Scope out eval specifications

ManifoldRG / MultiNet

Apache License 2.0

18 stars 1 forks source link

Scope out eval specifications #173

Closed pranavguru closed 1 month ago

pranavguru commented 1 month ago

Answer the following questions:

How is OpenVLA evaluated in the original paper?
How can we adapt it for zero-shot?
What are the datasets the original work covers in its evals?
What are the model specs during evaluation? Full-scale or quantized?

Locke0 commented 1 month ago

How is OpenVLA evaluated in the original paper?

Full Size 7B OpenVLA model was evaluated on the WidowX robot and Google Robot
WidowX 17 tasks across 5 categories:
1. Visual generalization (5 tasks)
2. Motion generalization (2 tasks)
3. Physical generalization (3 tasks)
4. Semantic generalization (4 tasks)
5. Language grounding (3 tasks)

Google Robot 12 tasks with 5 rollouts each (last 7 tasks out of distribution)

Fine-tuning experiments

"We fine-tune OpenVLA on 10-100 demonstrations across 7 Franka Emika Panda tasks, ranging from single-instruction tasks to diverse multi-instruction tasks"

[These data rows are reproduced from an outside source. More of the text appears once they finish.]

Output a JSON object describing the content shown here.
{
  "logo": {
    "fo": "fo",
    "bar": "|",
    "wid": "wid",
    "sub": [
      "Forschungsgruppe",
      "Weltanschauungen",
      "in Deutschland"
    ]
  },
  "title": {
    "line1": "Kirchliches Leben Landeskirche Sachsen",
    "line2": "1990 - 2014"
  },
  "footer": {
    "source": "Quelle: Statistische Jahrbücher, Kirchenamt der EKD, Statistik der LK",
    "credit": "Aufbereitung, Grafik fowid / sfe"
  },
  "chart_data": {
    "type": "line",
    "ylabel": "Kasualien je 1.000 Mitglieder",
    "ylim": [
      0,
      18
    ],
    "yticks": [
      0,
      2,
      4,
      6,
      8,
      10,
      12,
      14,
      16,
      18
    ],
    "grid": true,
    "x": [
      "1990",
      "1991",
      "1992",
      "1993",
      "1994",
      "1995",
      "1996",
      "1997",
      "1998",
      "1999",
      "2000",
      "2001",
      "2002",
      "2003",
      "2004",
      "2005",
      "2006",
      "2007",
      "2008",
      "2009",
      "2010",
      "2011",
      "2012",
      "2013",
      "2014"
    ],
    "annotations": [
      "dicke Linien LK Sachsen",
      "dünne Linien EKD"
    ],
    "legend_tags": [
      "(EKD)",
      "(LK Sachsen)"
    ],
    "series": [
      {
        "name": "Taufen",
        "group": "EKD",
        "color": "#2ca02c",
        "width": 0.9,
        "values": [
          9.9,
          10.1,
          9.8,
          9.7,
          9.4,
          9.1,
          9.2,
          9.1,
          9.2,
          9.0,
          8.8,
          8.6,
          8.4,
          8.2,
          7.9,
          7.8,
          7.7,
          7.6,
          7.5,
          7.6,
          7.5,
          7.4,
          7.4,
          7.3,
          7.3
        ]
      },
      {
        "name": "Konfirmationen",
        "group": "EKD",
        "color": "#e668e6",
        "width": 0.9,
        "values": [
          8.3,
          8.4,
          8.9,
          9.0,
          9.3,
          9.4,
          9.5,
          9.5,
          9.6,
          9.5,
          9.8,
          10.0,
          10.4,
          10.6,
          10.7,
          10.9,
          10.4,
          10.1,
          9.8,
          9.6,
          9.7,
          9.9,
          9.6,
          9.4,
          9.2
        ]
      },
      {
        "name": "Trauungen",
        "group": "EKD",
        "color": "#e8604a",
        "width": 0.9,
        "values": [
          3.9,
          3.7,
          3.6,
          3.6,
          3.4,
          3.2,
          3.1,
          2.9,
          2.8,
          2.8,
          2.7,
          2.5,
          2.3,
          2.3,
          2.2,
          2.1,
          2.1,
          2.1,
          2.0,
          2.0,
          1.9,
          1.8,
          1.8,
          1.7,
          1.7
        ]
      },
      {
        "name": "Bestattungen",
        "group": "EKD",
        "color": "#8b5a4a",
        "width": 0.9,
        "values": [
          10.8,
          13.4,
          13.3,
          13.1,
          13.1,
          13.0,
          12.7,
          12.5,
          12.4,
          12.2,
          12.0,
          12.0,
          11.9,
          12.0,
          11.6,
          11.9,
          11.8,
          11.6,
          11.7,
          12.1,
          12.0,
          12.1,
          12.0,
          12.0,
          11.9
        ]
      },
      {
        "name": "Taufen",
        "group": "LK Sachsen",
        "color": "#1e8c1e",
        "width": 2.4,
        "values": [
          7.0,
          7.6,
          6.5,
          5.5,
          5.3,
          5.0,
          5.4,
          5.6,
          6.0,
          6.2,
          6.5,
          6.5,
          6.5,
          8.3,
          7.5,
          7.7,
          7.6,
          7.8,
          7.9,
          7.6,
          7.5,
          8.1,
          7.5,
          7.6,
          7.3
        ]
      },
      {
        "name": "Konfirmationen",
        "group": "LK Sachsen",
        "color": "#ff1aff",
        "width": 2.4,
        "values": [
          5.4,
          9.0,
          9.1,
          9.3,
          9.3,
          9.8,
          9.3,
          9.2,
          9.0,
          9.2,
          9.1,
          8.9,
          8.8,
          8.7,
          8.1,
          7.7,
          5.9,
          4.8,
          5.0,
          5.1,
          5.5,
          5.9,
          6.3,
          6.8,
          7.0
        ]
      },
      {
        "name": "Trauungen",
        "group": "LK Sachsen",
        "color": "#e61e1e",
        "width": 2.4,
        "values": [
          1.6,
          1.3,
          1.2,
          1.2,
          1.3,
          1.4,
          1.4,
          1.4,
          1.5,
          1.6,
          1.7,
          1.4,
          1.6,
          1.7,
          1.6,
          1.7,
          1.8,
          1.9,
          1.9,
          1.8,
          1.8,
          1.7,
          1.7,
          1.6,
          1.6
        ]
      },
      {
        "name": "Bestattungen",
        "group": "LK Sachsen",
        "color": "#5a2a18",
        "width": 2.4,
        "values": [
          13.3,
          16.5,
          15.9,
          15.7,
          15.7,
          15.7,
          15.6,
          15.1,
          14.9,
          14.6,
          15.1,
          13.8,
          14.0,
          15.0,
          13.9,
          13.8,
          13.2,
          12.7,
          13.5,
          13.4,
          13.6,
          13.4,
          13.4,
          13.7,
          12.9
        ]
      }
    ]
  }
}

Fine-tuned OpenVLA 7B LIBERO model evaluated on LIBERO dataset specifically

Locke0 commented 1 month ago

How can we adapt it for zero-shot?

Just need to modify transform.py and dataset_statistics.json to add new normalization and action space mapping configs

What are the datasets the original work covers in its evals?

Evaluated on real robots except that the fine-tuned 7B OpenVLA LIBERO model was evaluated on LIBERO using mujoco simulation

What are the model specs during evaluation? Full-scale or quantized?

Full-scale